# Australia - Kangaroo Collision!



## callpor (Jan 31, 2007)

I couldn't resist repeating an item from Dennis Bryant's maritime blog today:- 

The Australian Transport Safety Bureau (ATSB) issued a notice [located at http://www.atsb.gov.au/publications/investigation_reports/2015/aair/ao-2015-102.aspx] stating that it opened an investigation into a collision between an aircraft and a kangaroo on landing at Thangool Airport, Queensland on 1 September. The aircraft, a Fairchild SA227, suffered damage to its right engine and propeller. The kangaroo failed to file the required accident report. (9/1/15). Note: This item has no maritime component, but I couldn't resist including it.

Cheers, Chris


----------



## Dartskipper (Jan 16, 2015)

Will this case end up in a Kangaroo Court, we wonder?

Roy.


----------



## Dartskipper (Jan 16, 2015)

Or will the bounder get away?

Roy.


----------



## bluemoon (Jul 19, 2009)

I skipped this topic.


----------



## PeterY (Jun 24, 2008)

move on - hop too


----------



## Varley (Oct 1, 2006)

The collision should still be investigated by the MAIB.

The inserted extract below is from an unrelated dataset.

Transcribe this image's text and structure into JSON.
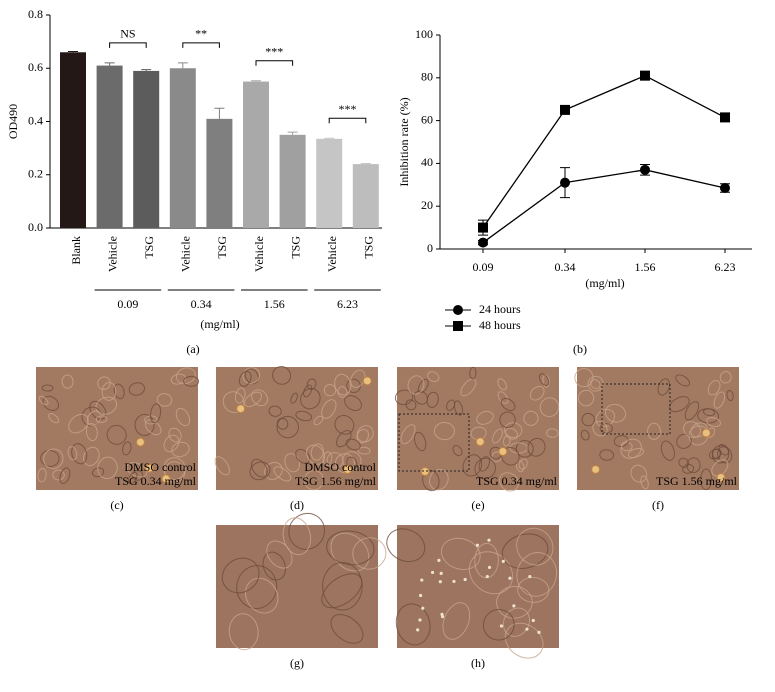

That is, of course, the Marsupials Australian Investigation Branch.


----------



## Pete D Pirate (Jan 8, 2014)

Aw, don't be too hard on the poor fella...
He probably wasn't feeling too well after damaging the prop-blades on a Friendship.


----------



## YM-Mundrabilla (Mar 29, 2008)

It will still keep a dozen people employed at the ATSB for 18 months or more in establishing the cause of this incident and the mental state of the kangaroo.


----------